I knock all the thoughts from my head. What this means, what we are, it doesn't matter now. It's just sex, just the most basic, mindless sex. I'm still gentle, because I know that she likes it that way. I don't tease or cut corners, I just make her feel good so I can feel good. I hate her, truly, I do. She's insufferable and pompous, but too damn hot to pass over the opportunity to fuck her. Who wouldn't? She's a Changeling- she has the ability to look like whoever you favour most. I never ask to to switch, I don't need proof of her powers. Plus I like the way she looks just fine.

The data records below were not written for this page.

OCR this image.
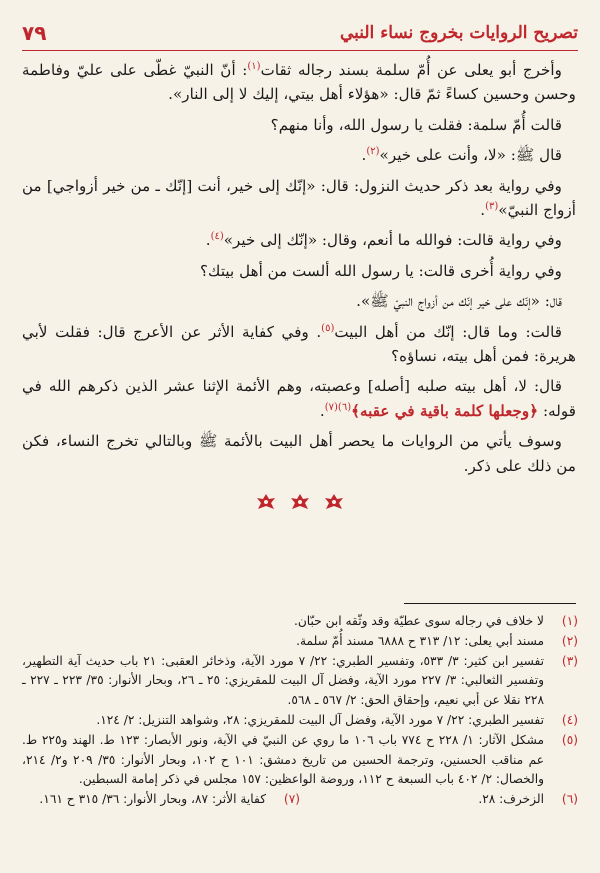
٧٩	تصريح الروايات بخروج نساء النبي

وأخرج أبو يعلى عن أُمّ سلمة بسند رجاله ثقات$^{(١)}$: أنّ النبيّ غطّى على عليّ وفاطمة وحسن وحسين كساءً ثمّ قال: «هؤلاء أهل بيتي، إليك لا إلى النار».

قالت أُمّ سلمة: فقلت يا رسول الله، وأنا منهم؟

قال ﷺ: «لا، وأنت على خير»$^{(٢)}$.

وفي رواية بعد ذكر حديث النزول: قال: «إنّك إلى خير، أنت [إنّك ـ من خير أزواجي] من أزواج النبيّ»$^{(٣)}$.

وفي رواية قالت: فوالله ما أنعم، وقال: «إنّك إلى خير»$^{(٤)}$.

وفي رواية أُخرى قالت: يا رسول الله ألست من أهل بيتك؟

قال: «إنّك على خير إنّك من أزواج النبيّ ﷺ».

قالت: وما قال: إنّك من أهل البيت$^{(٥)}$. وفي كفاية الأثر عن الأعرج قال: فقلت لأبي هريرة: فمن أهل بيته، نساؤه؟

قال: لا، أهل بيته صلبه [أصله] وعصبته، وهم الأئمة الإثنا عشر الذين ذكرهم الله في قوله: ﴿وجعلها كلمة باقية في عقبه﴾$^{(٦)(٧)}$.

وسوف يأتي من الروايات ما يحصر أهل البيت بالأئمة ﷺ وبالتالي تخرج النساء، فكن من ذلك على ذكر.

(١)
لا خلاف في رجاله سوى عطيّة وقد وثّقه ابن حبّان.
(٢)
مسند أبي يعلى: ١٢/ ٣١٣ ح ٦٨٨٨ مسند أُمّ سلمة.
(٣)
تفسير ابن كثير: ٣/ ٥٣٣، وتفسير الطبري: ٢٢/ ٧ مورد الآية، وذخائر العقبى: ٢١ باب حديث آية التطهير، وتفسير الثعالبي: ٣/ ٢٢٧ مورد الآية، وفضل آل البيت للمقريزي: ٢٥ ـ ٢٦، وبحار الأنوار: ٣٥/ ٢٢٣ ـ ٢٢٧ ـ ٢٢٨ نقلا عن أبي نعيم، وإحقاق الحق: ٢/ ٥٦٧ ـ ٥٦٨.
(٤)
تفسير الطبري: ٢٢/ ٧ مورد الآية، وفضل آل البيت للمقريزي: ٢٨، وشواهد التنزيل: ٢/ ١٢٤.
(٥)
مشكل الآثار: ١/ ٢٢٨ ح ٧٧٤ باب ١٠٦ ما روي عن النبيّ في الآية، ونور الأبصار: ١٢٣ ط. الهند و٢٢٥ ط. عم مناقب الحسنين، وترجمة الحسين من تاريخ دمشق: ١٠١ ح ١٠٢، وبحار الأنوار: ٣٥/ ٢٠٩ و٢/ ٢١٤، والخصال: ٢/ ٤٠٢ باب السبعة ح ١١٢، وروضة الواعظين: ١٥٧ مجلس في ذكر إمامة السبطين.
(٦)
الزخرف: ٢٨.
(٧)
كفاية الأثر: ٨٧، وبحار الأنوار: ٣٦/ ٣١٥ ح ١٦١.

She pulls away as soon as we're finished, before she's even come down, fully. We don't talk, we never do. The wolf part of my brain is confused. That side of me has already decided this is who I am bonded with- I can't change it or make it stop. She rolls over and goes to sleep, I smoke a cigarette, When she wakes up, she shoots into a sitting position. My apartment is well-insulated and all that, but the snowstorm is raging out there means she can't leave. She hesitantly asks me if she can stay, and if she can borrow some of my clothes.
I agree, and she showers while I make dinner. She scarfs down the burger and fries I made like a woman starved, then we sit on my couch and watch shitty TV. My Christmas tree glows in the corner, while we watch a Christmas movie. I'm sure she's tired, but she keeps herself awake and alert. My wolf brain is confused- I made her feel good, I fed her, I know she's cold and I can smell she's sad, why can't I make it better? I can always fix things. It's what I do. But we sit next to each other, and watch the movie quietly until her shivering becomes more and more apparent.
I tug her into my arms despite her fights and protests, holding her against my chest. I scoop all six feet of her into my arms and bring her to my bedroom, where I start the TV again and cuddle her close under the fresh sheets. My wolf brain reminds me unhelpfully that she doesn't smell like me, or bear the scar of my mating bite. I tell it to shut up, and my wolf sarles back at me. All of my instincts tell me that she is the one. They tell me that she smells and looks and sounds too good, that she'll be snatched up by another before I can become hers. Goddamnit- I don't know who I hate more, her or myself.